Residual Random Neural Networks
M. Andrecut
TL;DR
This work challenges the standard view that random-SLFNNs require a hidden layer much larger than data dimensionality, showing that high data dimensionality $M$ enables good accuracy with $J$ on the order of $M$. It introduces Residual Random Neural Networks (RRNN) and their kernel analogue RRKN, which iteratively correct residual errors using new random projections or kernels, achieving competitive results on MNIST and fashion-MNIST, e.g., MNIST around $99\%$ accuracy and fMNIST around $91\%$. The approach leverages high-dimensional geometry (volume concentration and almost-orthogonality) to justify improved separability, and extends to an encryption scheme using orthonormal matrices for protecting data and models.
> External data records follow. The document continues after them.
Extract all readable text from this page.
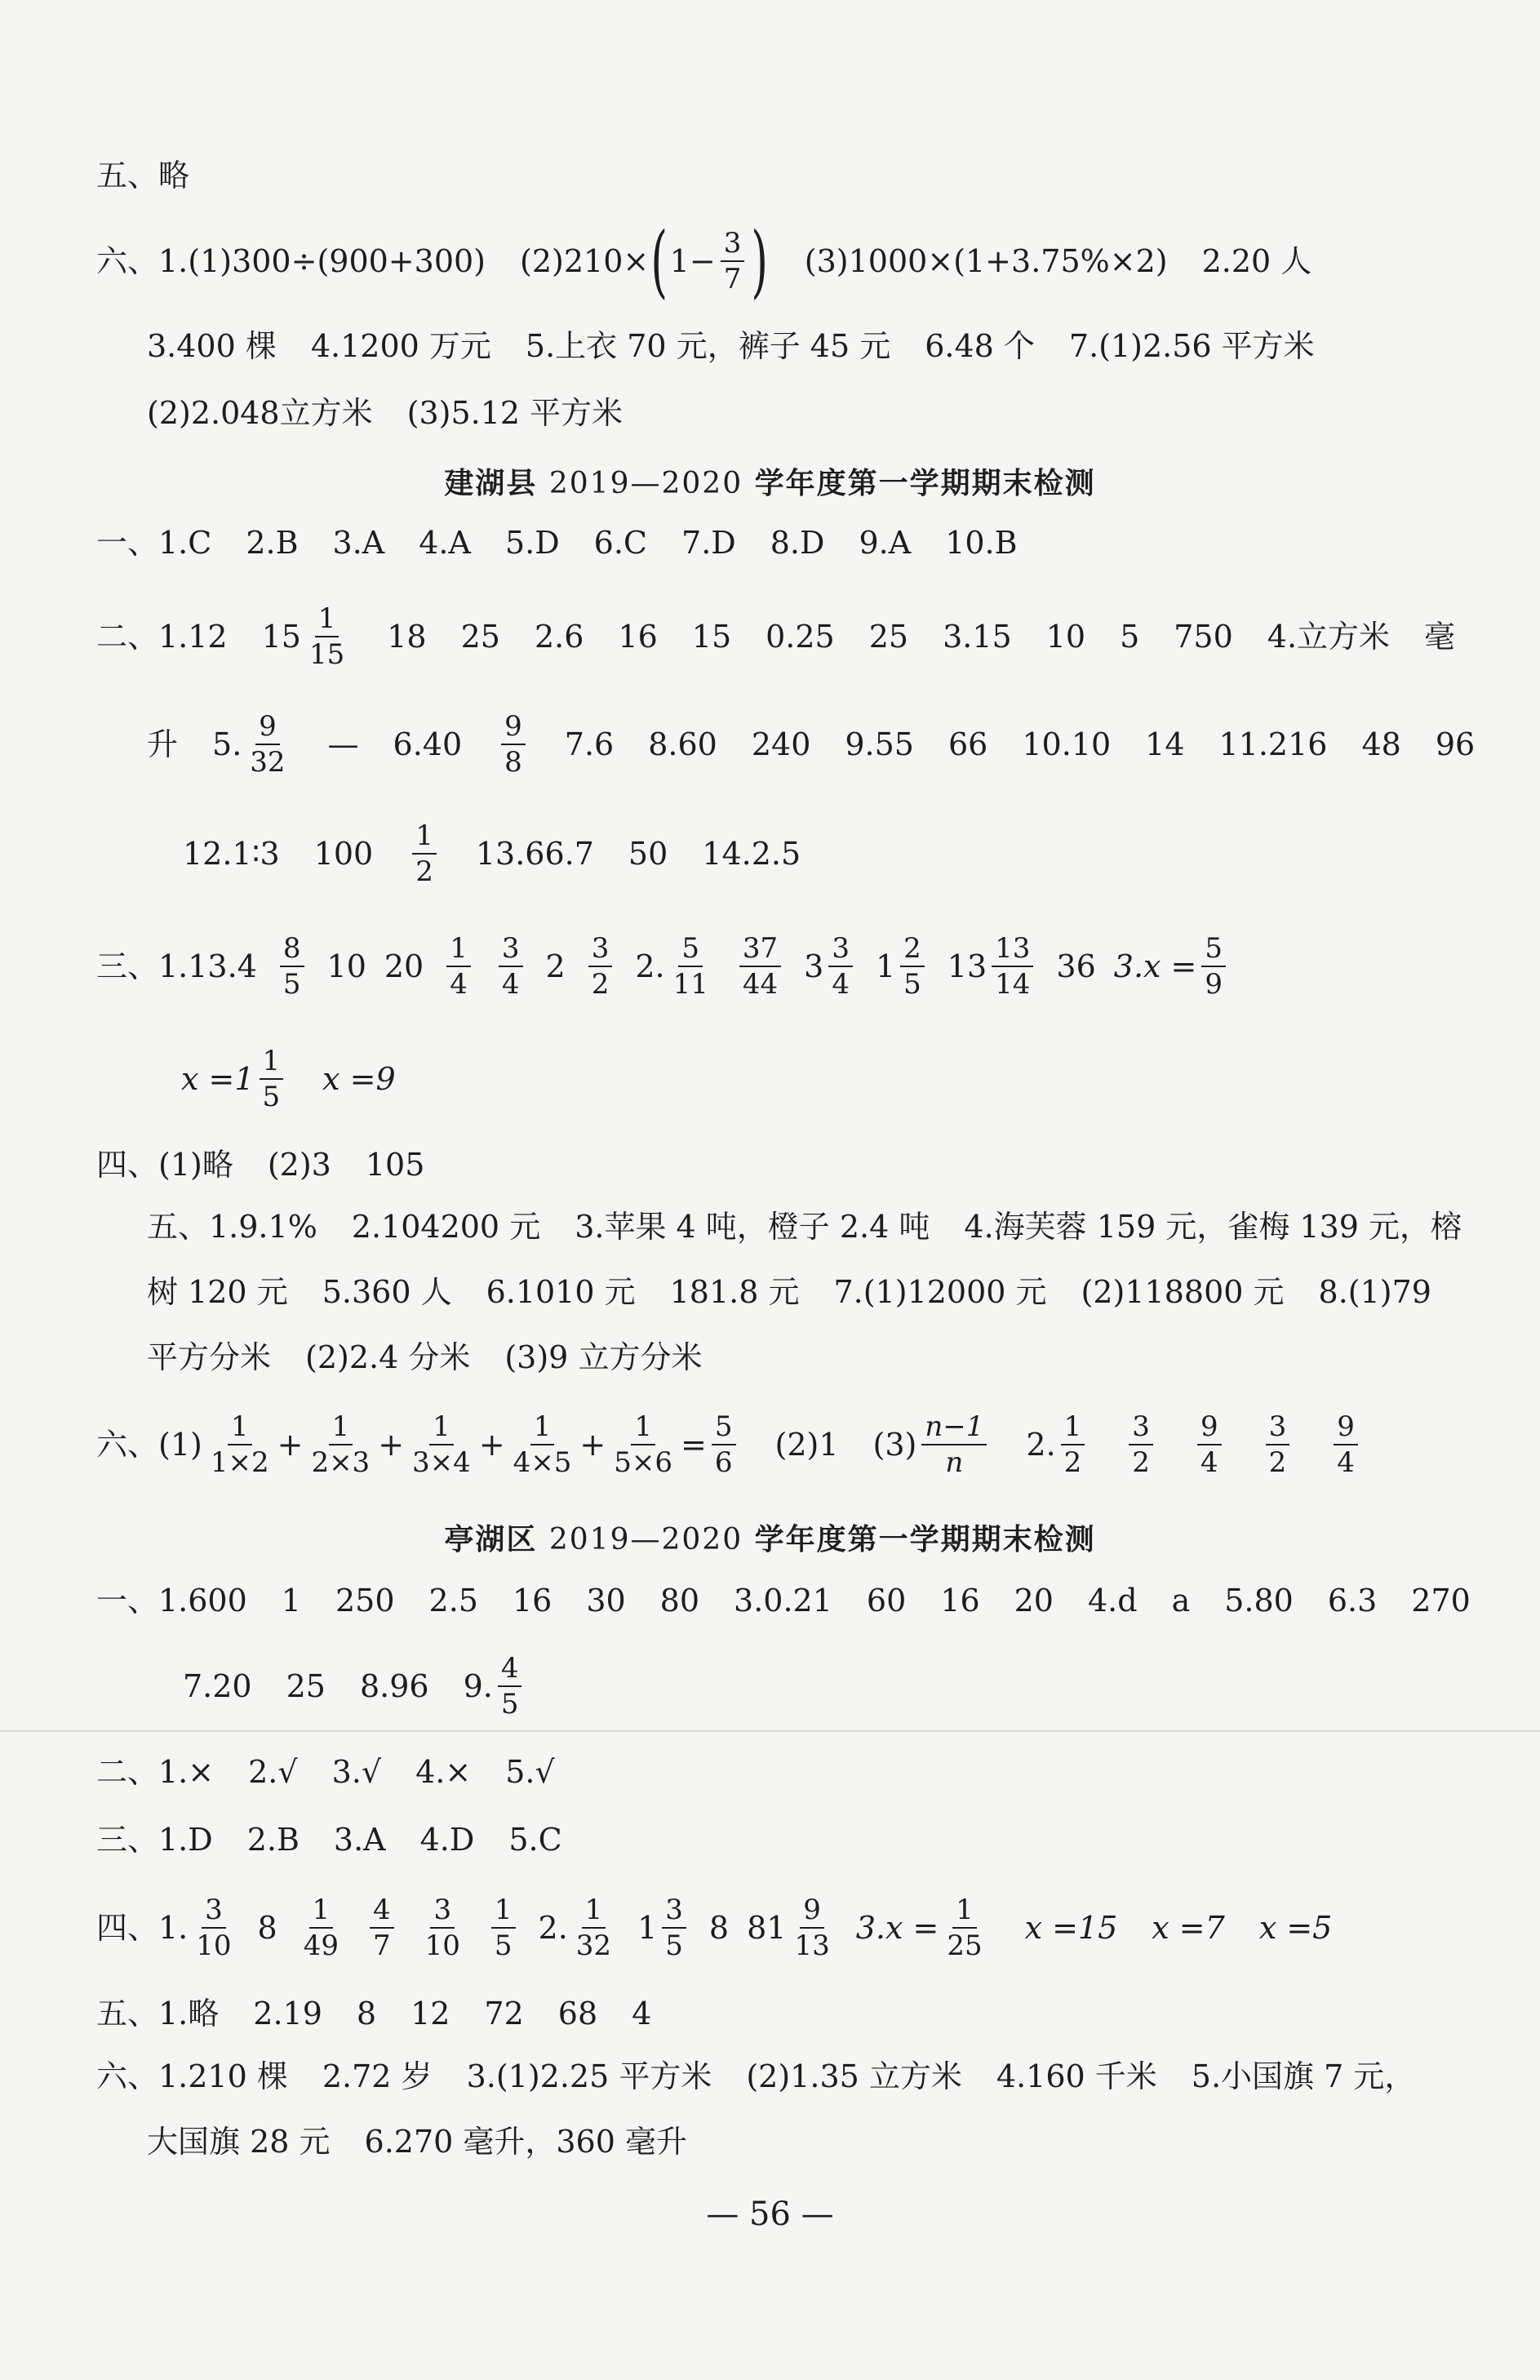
五、略
六、1.(1)300÷(900+300) (2)210× ( $1- \frac{3}{7}$ ) (3)1000×(1+3.75%×2) 2.20 人
3.400 棵 4.1200 万元 5.上衣 70 元，裤子 45 元 6.48 个 7.(1)2.56 平方米
(2)2.048立方米 (3)5.12 平方米
建湖县 2019—2020 学年度第一学期期末检测
一、1.C 2.B 3.A 4.A 5.D 6.C 7.D 8.D 9.A 10.B
二、1.12 $15 \frac{1}{15} 18$ 25 2.6 16 15 0.25 25 3.15 10 5 750 4.立方米 毫
升 5. $\frac{9}{32}$ — $6.40 \frac{9}{8} 7.6$ 8.60 240 9.55 66 10.10 14 11.216 48 96
12.1∶3 $100 \frac{1}{2} 13.66.7$ 50 14.2.5
三、$1.13.4 \frac{8}{5} 10$ $20 \frac{1}{4} \frac{3}{4} 2 \frac{3}{2} 2$. $\frac{5}{11} \frac{37}{44} 3 \frac{3}{4} 1 \frac{2}{5} 13 \frac{13}{14} 36$ $3.x = \frac{5}{9}$
$x =1 \frac{1}{5}$ x =9
四、(1)略 (2)3 105
五、1.9.1% 2.104200 元 3.苹果 4 吨，橙子 2.4 吨 4.海芙蓉 159 元，雀梅 139 元，榕
树 120 元 5.360 人 6.1010 元 181.8 元 7.(1)12000 元 (2)118800 元 8.(1)79
平方分米 (2)2.4 分米 (3)9 立方分米
六、$(1) \frac{1}{1\times 2} + \frac{1}{2\times 3} + \frac{1}{3\times 4} + \frac{1}{4\times 5} + \frac{1}{5\times 6} = \frac{5}{6} (2)1$ $(3) \frac{n-1}{n} 2$. $\frac{1}{2} \frac{3}{2} \frac{9}{4} \frac{3}{2} \frac{9}{4}$
亭湖区 2019—2020 学年度第一学期期末检测
一、1.600 1 250 2.5 16 30 80 3.0.21 60 16 20 4.d a 5.80 6.3 270
7.20 25 8.96 9. $\frac{4}{5}$
二、1.× 2.√ 3.√ 4.× 5.√
三、1.D 2.B 3.A 4.D 5.C
四、1. $\frac{3}{10} 8 \frac{1}{49} \frac{4}{7} \frac{3}{10} \frac{1}{5} 2$. $\frac{1}{32} 1 \frac{3}{5} 8$ $81 \frac{9}{13} 3.x = \frac{1}{25}$ x =15 x =7 x =5
五、1.略 2.19 8 12 72 68 4
六、1.210 棵 2.72 岁 3.(1)2.25 平方米 (2)1.35 立方米 4.160 千米 5.小国旗 7 元，
大国旗 28 元 6.270 毫升，360 毫升
— 56 —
Overall, the paper provides a scalable, low-complexity training paradigm with practical security properties for random projection-based learners and their kernel extensions.
Abstract
The single-layer feedforward neural network with random weights is a recurring motif in the neural networks literature. The advantage of these networks is their simplified training, which reduces to solving a ridge-regression problem. A general assumption is that these networks require a large number of hidden neurons relative to the dimensionality of the data samples, in order to achieve good classification accuracy. Contrary to this assumption, here we show that one can obtain good classification results even if the number of hidden neurons has the same order of magnitude as the dimensionality of the data samples, if this dimensionality is reasonably high. Inspired by this result, we also develop an efficient iterative residual training method for such random neural networks, and we extend the algorithm to the least-squares kernel version of the neural network model. Moreover, we also describe an encryption (obfuscation) method which can be used to protect both the data and the resulted network model.